Richard Trumka, the president of the nation’s largest trade union association, the American Federation of Labor (AFL-CIO), died suddenly from a heart attack last week at age 72. He was camping with his family when the attack came.
Trumka led the AFL-CIO since 2009 and was critical in shifting organised labour away from its traditional hostility to immigrants, and instead embracing immigration reform efforts that would bring migrants out of society’s shadows, and consequently make it harder to exploit them. He became a major player in Democratic Party politics, advocating for more progressive economic policies while largely avoiding divisive culture war issues. For example, the AFL-CIO was the only major political player on the political left to never take a position on abortion rights.
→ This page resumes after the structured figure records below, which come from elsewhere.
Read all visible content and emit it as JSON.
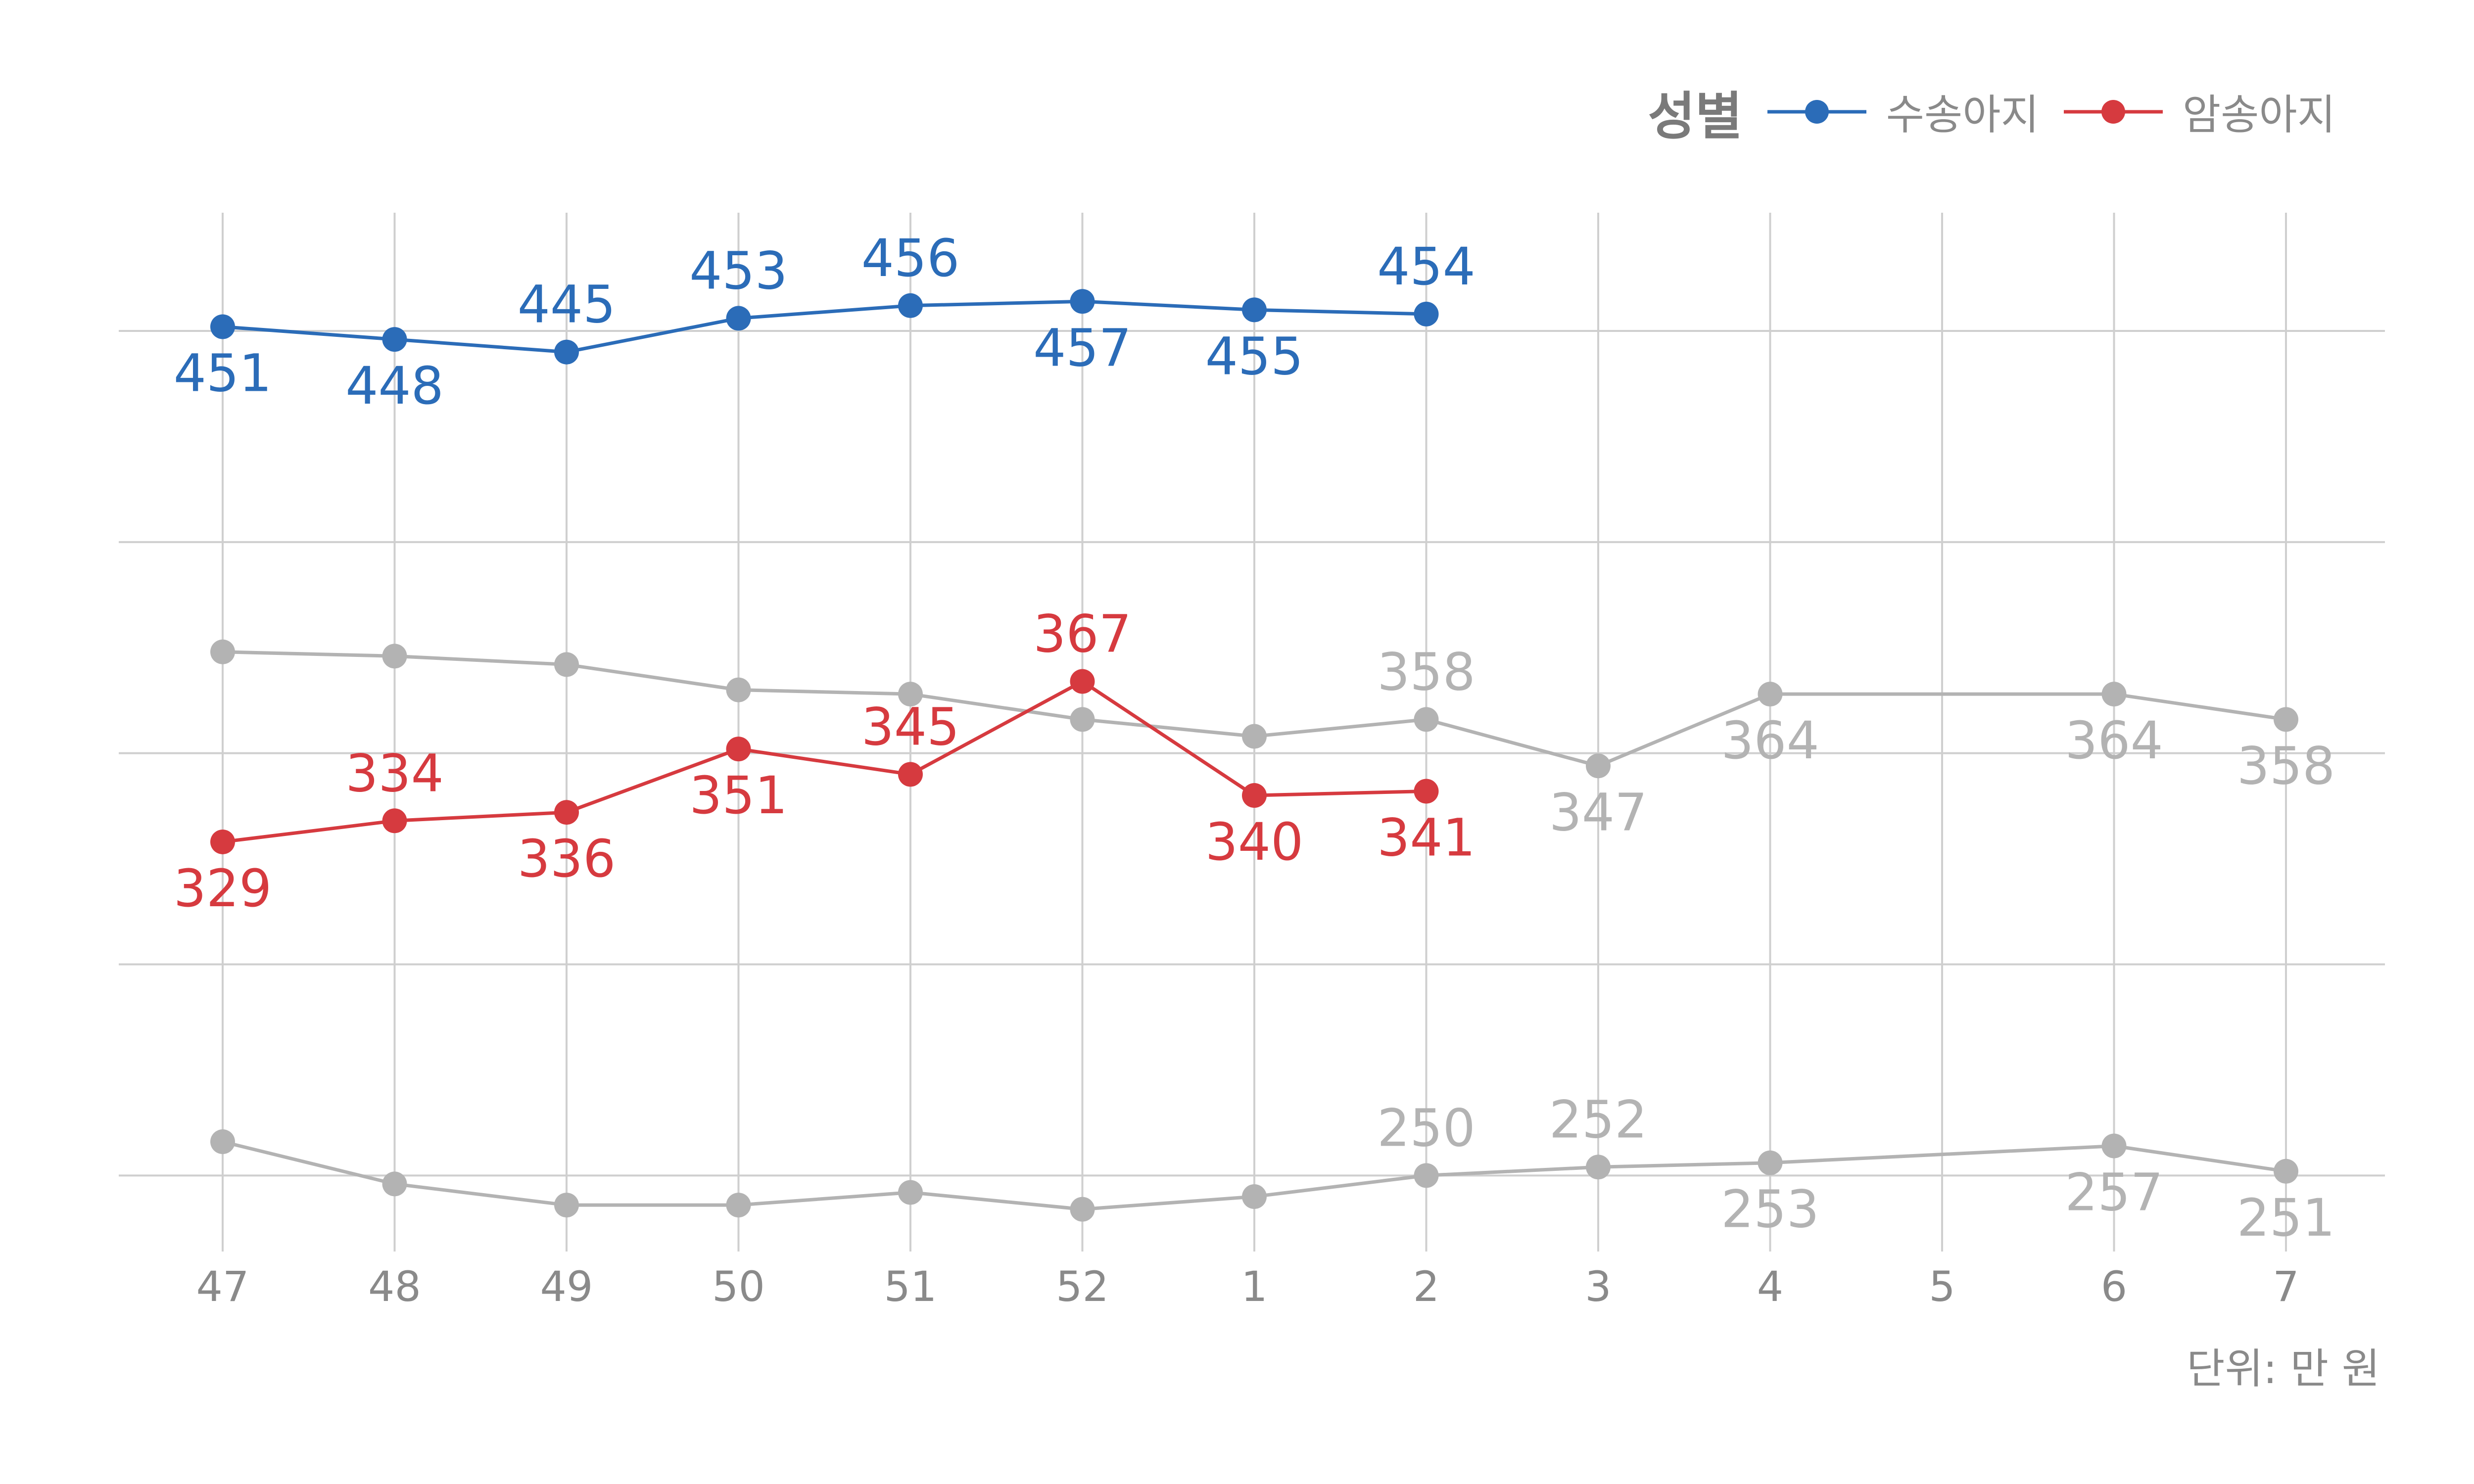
{
  "chart_data": {
    "type": "line",
    "categories": [
      "47",
      "48",
      "49",
      "50",
      "51",
      "52",
      "1",
      "2",
      "3",
      "4",
      "5",
      "6",
      "7"
    ],
    "legend": {
      "title": "성별",
      "placement": "top-right"
    },
    "unit": "단위: 만 원",
    "grid": true,
    "ylim": [
      232,
      478
    ],
    "series": [
      {
        "name": "수송아지",
        "color": "#2b6cb8",
        "in_legend": true,
        "values": [
          451,
          448,
          445,
          453,
          456,
          457,
          455,
          454,
          null,
          null,
          null,
          null,
          null
        ],
        "labels": [
          "451",
          "448",
          "445",
          "453",
          "456",
          "457",
          "455",
          "454",
          null,
          null,
          null,
          null,
          null
        ],
        "label_pos": [
          "below",
          "below",
          "above",
          "above",
          "above",
          "below",
          "below",
          "above",
          null,
          null,
          null,
          null,
          null
        ]
      },
      {
        "name": "암송아지",
        "color": "#d63a3f",
        "in_legend": true,
        "values": [
          329,
          334,
          336,
          351,
          345,
          367,
          340,
          341,
          null,
          null,
          null,
          null,
          null
        ],
        "labels": [
          "329",
          "334",
          "336",
          "351",
          "345",
          "367",
          "340",
          "341",
          null,
          null,
          null,
          null,
          null
        ],
        "label_pos": [
          "below",
          "above",
          "below",
          "below",
          "above",
          "above",
          "below",
          "below",
          null,
          null,
          null,
          null,
          null
        ]
      },
      {
        "color": "#b3b3b3",
        "in_legend": false,
        "values": [
          374,
          373,
          371,
          365,
          364,
          358,
          354,
          358,
          347,
          364,
          null,
          364,
          358
        ],
        "labels": [
          null,
          null,
          null,
          null,
          null,
          null,
          null,
          "358",
          "347",
          "364",
          null,
          "364",
          "358"
        ],
        "label_pos": [
          null,
          null,
          null,
          null,
          null,
          null,
          null,
          "above",
          "below",
          "below",
          null,
          "below",
          "below"
        ]
      },
      {
        "color": "#b3b3b3",
        "in_legend": false,
        "values": [
          258,
          248,
          243,
          243,
          246,
          242,
          245,
          250,
          252,
          253,
          null,
          257,
          251
        ],
        "labels": [
          null,
          null,
          null,
          null,
          null,
          null,
          null,
          "250",
          "252",
          "253",
          null,
          "257",
          "251"
        ],
        "label_pos": [
          null,
          null,
          null,
          null,
          null,
          null,
          null,
          "above",
          "above",
          "below",
          null,
          "below",
          "below"
        ]
      }
    ]
  }
}
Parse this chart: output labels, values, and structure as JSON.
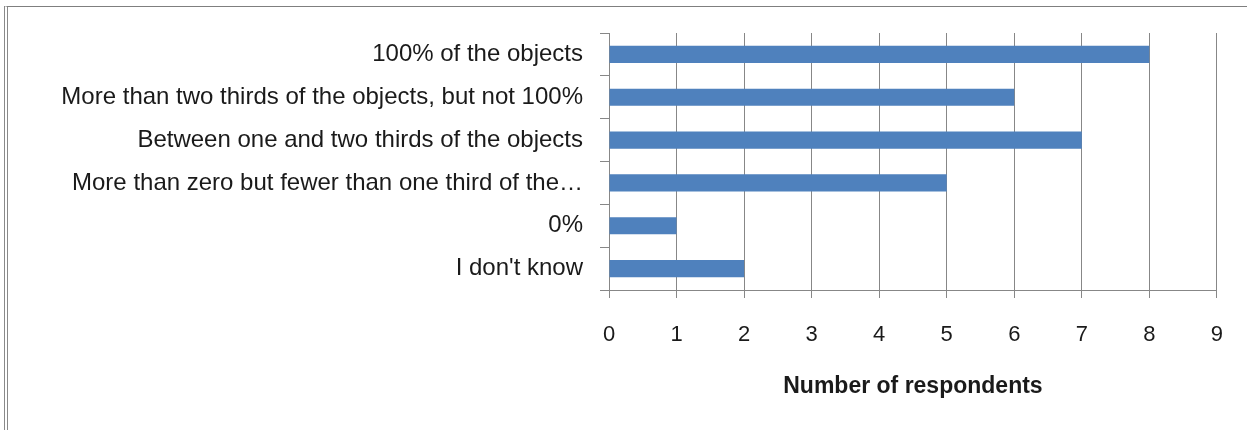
{
  "chart_data": {
    "type": "bar",
    "orientation": "horizontal",
    "categories": [
      "100% of the objects",
      "More than two thirds of the objects, but not 100%",
      "Between one and two thirds of the objects",
      "More than zero but fewer than one third of the…",
      "0%",
      "I don't know"
    ],
    "values": [
      8,
      6,
      7,
      5,
      1,
      2
    ],
    "color": "#4f81bd",
    "xlabel": "Number of respondents",
    "xlim": [
      0,
      9
    ],
    "xticks": [
      0,
      1,
      2,
      3,
      4,
      5,
      6,
      7,
      8,
      9
    ],
    "grid": "x"
  }
}
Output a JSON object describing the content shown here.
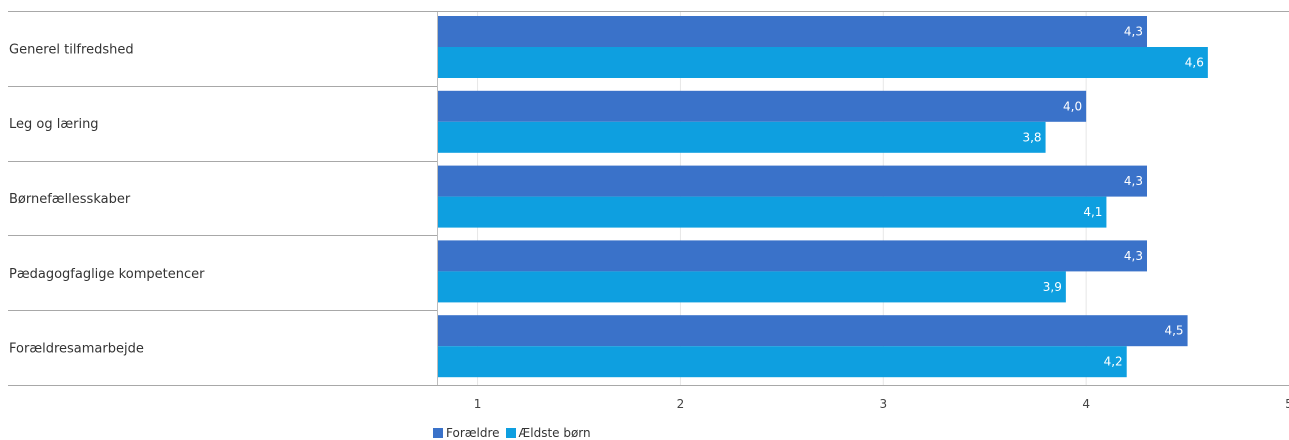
{
  "chart_data": {
    "type": "bar",
    "orientation": "horizontal",
    "categories": [
      "Generel tilfredshed",
      "Leg og læring",
      "Børnefællesskaber",
      "Pædagogfaglige kompetencer",
      "Forældresamarbejde"
    ],
    "series": [
      {
        "name": "Forældre",
        "color": "#3a72c9",
        "values": [
          4.3,
          4.0,
          4.3,
          4.3,
          4.5
        ],
        "labels": [
          "4,3",
          "4,0",
          "4,3",
          "4,3",
          "4,5"
        ]
      },
      {
        "name": "Ældste børn",
        "color": "#0e9fe0",
        "values": [
          4.6,
          3.8,
          4.1,
          3.9,
          4.2
        ],
        "labels": [
          "4,6",
          "3,8",
          "4,1",
          "3,9",
          "4,2"
        ]
      }
    ],
    "x_axis": {
      "min": 0.8,
      "max": 5,
      "ticks": [
        1,
        2,
        3,
        4,
        5
      ],
      "tick_labels": [
        "1",
        "2",
        "3",
        "4",
        "5"
      ]
    },
    "grid": true,
    "legend_position": "bottom-left"
  }
}
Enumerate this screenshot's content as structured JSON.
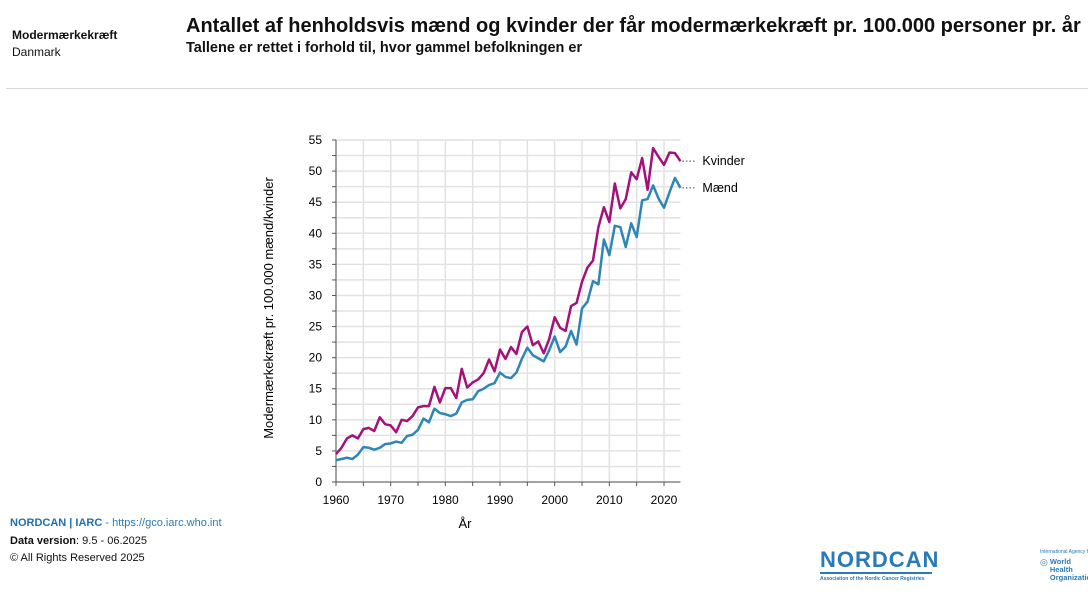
{
  "header": {
    "cancer": "Modermærkekræft",
    "country": "Danmark",
    "title": "Antallet af henholdsvis mænd og kvinder der får modermærkekræft pr. 100.000 personer pr. år",
    "subtitle": "Tallene er rettet i forhold til, hvor gammel befolkningen er"
  },
  "footer": {
    "brand": "NORDCAN | IARC",
    "sep": " - ",
    "url": "https://gco.iarc.who.int",
    "version_label": "Data version",
    "version": ": 9.5 - 06.2025",
    "copyright": "© All Rights Reserved 2025"
  },
  "logos": {
    "nordcan": "NORDCAN",
    "nordcan_sub": "Association of the Nordic Cancer Registries",
    "iarc": "International Agency for Research on Cancer",
    "who": "World Health Organization"
  },
  "chart_data": {
    "type": "line",
    "xlabel": "År",
    "ylabel": "Modermærkekræft pr. 100.000 mænd/kvinder",
    "xlim": [
      1960,
      2023
    ],
    "ylim": [
      0,
      55
    ],
    "xticks": [
      1960,
      1970,
      1980,
      1990,
      2000,
      2010,
      2020
    ],
    "yticks": [
      0,
      5,
      10,
      15,
      20,
      25,
      30,
      35,
      40,
      45,
      50,
      55
    ],
    "grid": true,
    "legend": "right-end labels",
    "x_start": 1960,
    "series": [
      {
        "name": "Kvinder",
        "color": "#a3117a",
        "values": [
          4.5,
          5.5,
          7,
          7.5,
          7,
          8.5,
          8.7,
          8.2,
          10.4,
          9.3,
          9.1,
          8,
          10,
          9.8,
          10.6,
          12,
          12.2,
          12.2,
          15.3,
          12.8,
          15.1,
          15.1,
          13.5,
          18.2,
          15.2,
          16,
          16.5,
          17.5,
          19.7,
          17.8,
          21.3,
          19.8,
          21.7,
          20.6,
          24.1,
          25,
          22,
          22.6,
          20.7,
          23,
          26.5,
          24.8,
          24.3,
          28.3,
          28.8,
          32.2,
          34.5,
          35.6,
          41,
          44.2,
          41.8,
          48,
          44,
          45.5,
          49.8,
          48.7,
          52.1,
          47,
          53.7,
          52.3,
          51,
          53,
          52.9,
          51.6
        ]
      },
      {
        "name": "Mænd",
        "color": "#2e86b5",
        "values": [
          3.5,
          3.7,
          3.9,
          3.7,
          4.4,
          5.6,
          5.5,
          5.2,
          5.5,
          6.1,
          6.2,
          6.5,
          6.3,
          7.4,
          7.6,
          8.4,
          10.2,
          9.6,
          11.8,
          11.1,
          10.9,
          10.6,
          11,
          12.8,
          13.2,
          13.3,
          14.6,
          15,
          15.6,
          15.9,
          17.6,
          16.9,
          16.7,
          17.6,
          19.8,
          21.6,
          20.4,
          19.9,
          19.4,
          21.2,
          23.4,
          20.9,
          21.8,
          24.3,
          22.1,
          27.9,
          29,
          32.3,
          31.8,
          39,
          36.5,
          41.2,
          41,
          37.8,
          41.6,
          39.4,
          45.3,
          45.5,
          47.7,
          45.6,
          44.1,
          46.6,
          48.9,
          47.3
        ]
      }
    ]
  }
}
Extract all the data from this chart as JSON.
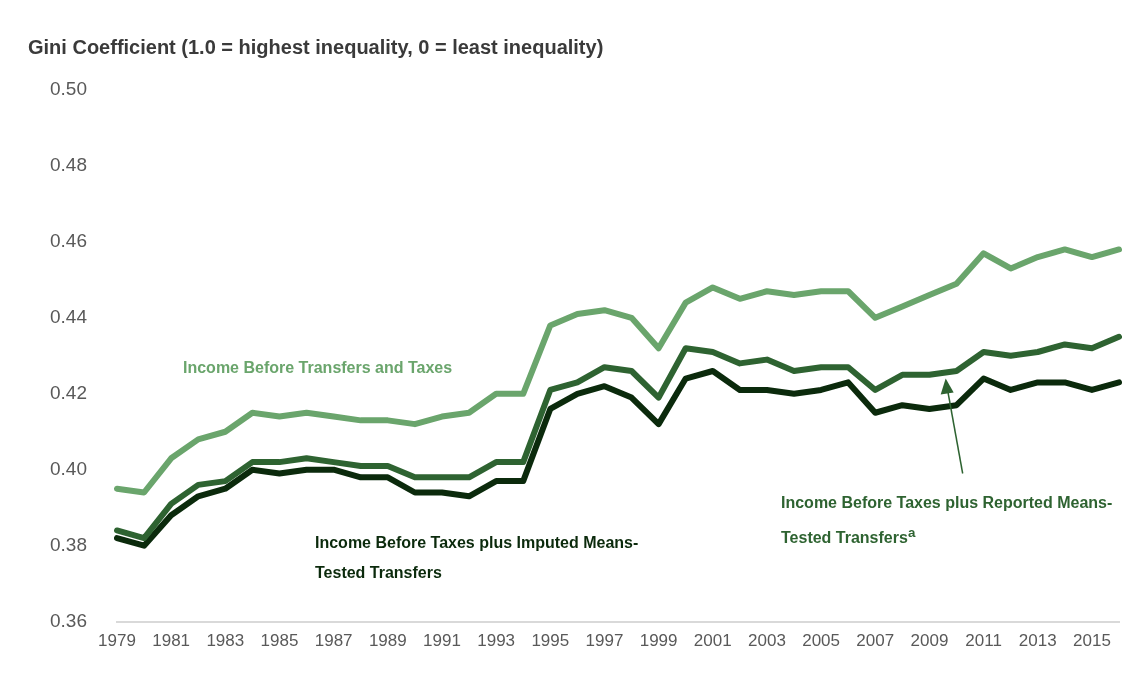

A devoted Catholic, Trumka dedicated time and resources to rebuilding the alliance between organised labour and the Catholic Church which had atrophied in recent decades. With Catholic University, he co-sponsored three conferences around the theme “Erroneous Autonomy,” that presented Catholic social doctrine as the antidote to libertarian, laissez-faire economic and social policy. [Full disclosure: As a Visiting Fellow at the university’s Institute for Policy Research & Catholic Studies, the writer worked with Trumka on those conferences.] The conferences – and other, related events - became a “Who’s Who” of Catholic leaders aligned with Pope Francis: Cardinals Oscar Rodriguez, Donald Wuerl, Joseph Tobin and Sean O’Malley all spoke at the events with Trumka, as did Bishop Blase Cupich who would go on to become the Cardinal in Chicago.
Repeated efforts by some in the labour movement to forge a pan-left alliance with abortion rights groups failed on Trumka’s watch. He knew that many in the labour movement were devout Catholics whose opposition to abortion was deep and saw no value in the labour movement becoming embroiled in a fight that did not directly impact workers. Conversely, he embraced LGBT rights because they did impact working conditions.
Trumka also was moving organised labour to embrace the need for a transition away from fossil fuel technologies and in favour of sustainable energy. At the time of his death, he was preparing for a conference on sustainable energy at the Vatican.